VIS helps NZ Sign Language (NZSL) users and English speakers communicate over the phone via a video interpreter on the internet by using a videophone. You can access this service through Skype or a standard phone. It’s available Monday through Friday from 0800-2000.

To access through Skype, use the following screen names:

  • nzvis01
  • nzvis02
  • nzvis03
  • nzvis04
  • nzvis05
  • nzvis06
  • nzvis07

If you would like to make a call to a NZSL user, call:

0800 4 877 877

How Does it Work?

Deaf and hearing people can communicate over the phone through a video interpreter. You can access this service either on a standard phone or over Skype. The video interpreter interprets the signed conversation from the deaf user, and then relays it over the phone—in real time—to the hearing person. The interpreter then signs the hearing person’s voiced responses back to the Deaf user.

VIS is for Deaf and Hearing Kiwis

NZSL users make interpreted phone calls through Skype. English speakers access VIS through a standard phone number.

By using NZSL through video, the NZSL user is able to fully express themselves in their natural language. They are able to convey facial expressions and cues to ensure nothing gets lost in translation.


Deaf Caller uses Skype to connect to a Video Interpreter (VI) using VIS.

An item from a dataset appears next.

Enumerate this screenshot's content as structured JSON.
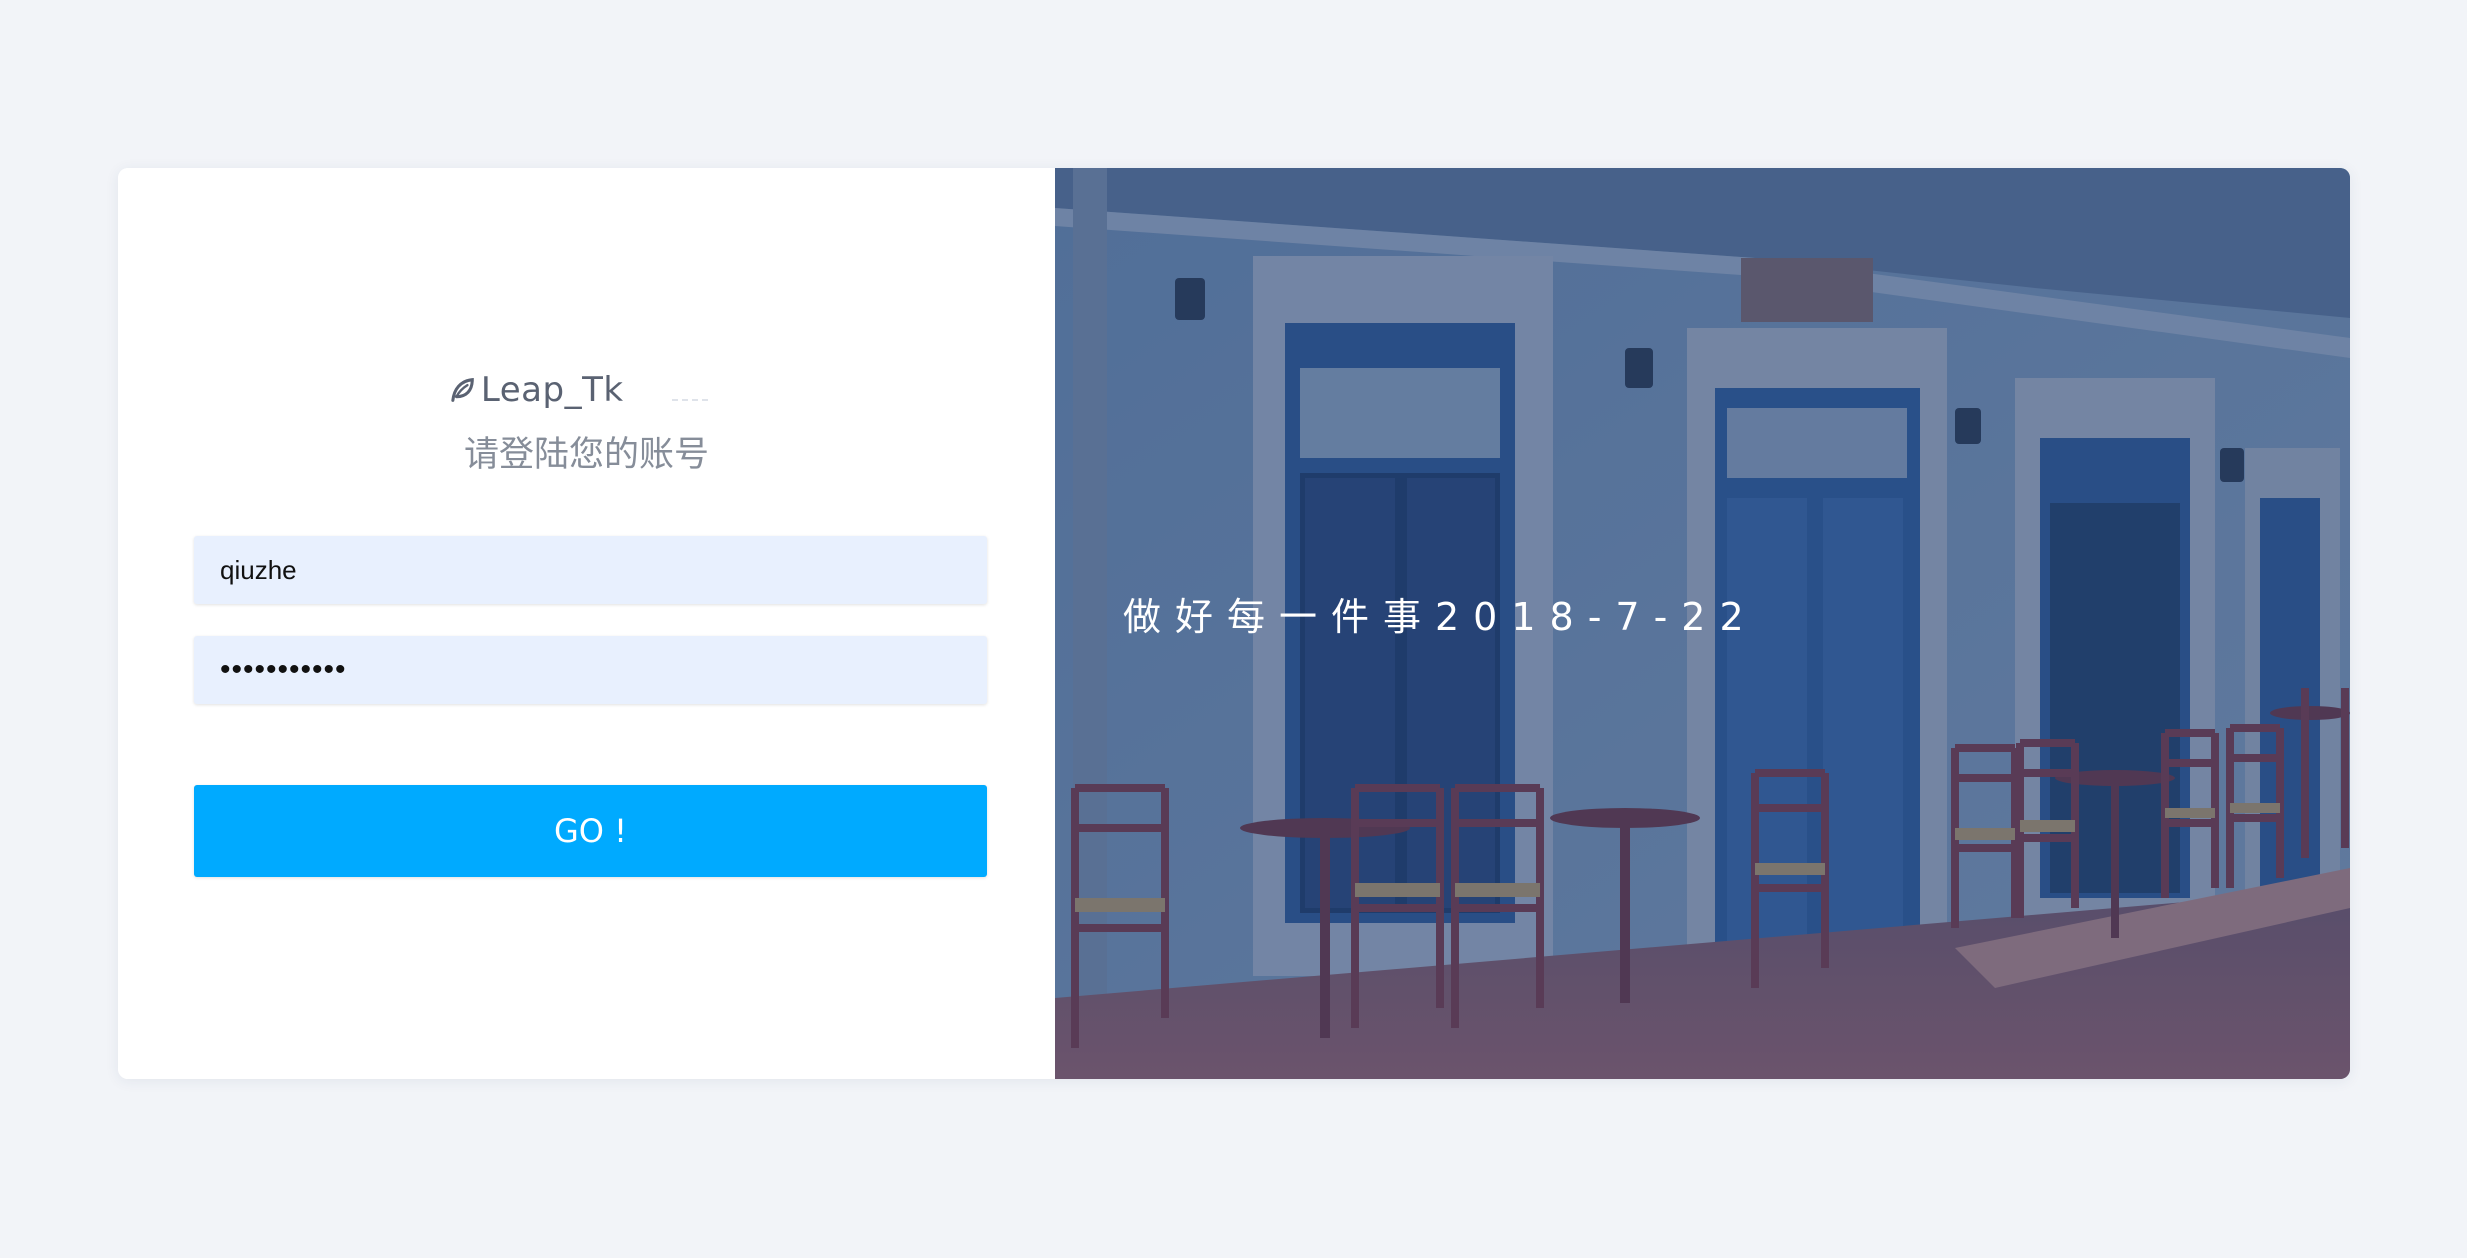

The VI will ask for the phone number of the hearing caller


The VI places your call and interprets the call between both parties

Want to Use Your Voice or Your Landline to Make Calls?

Sign Carry-Over

This service lets NZSL users make phone calls directly from their own landline. You can bill chargeable calls to a landline number, like they were dialed directly. SCO requires a landline with 3-way/conference-calling capability and an internet-enabled device that you can use to call an interpreter on Skype.

Voice Carry-Over

VCO calls allow Deaf or hard of hearing people to speak directly to the party they are calling. This option works well for those who prefer to use their own voice. The video interpreter only works in one language direction, signing the voiced responses back to the VCO user, who receives the signed message through their video screen.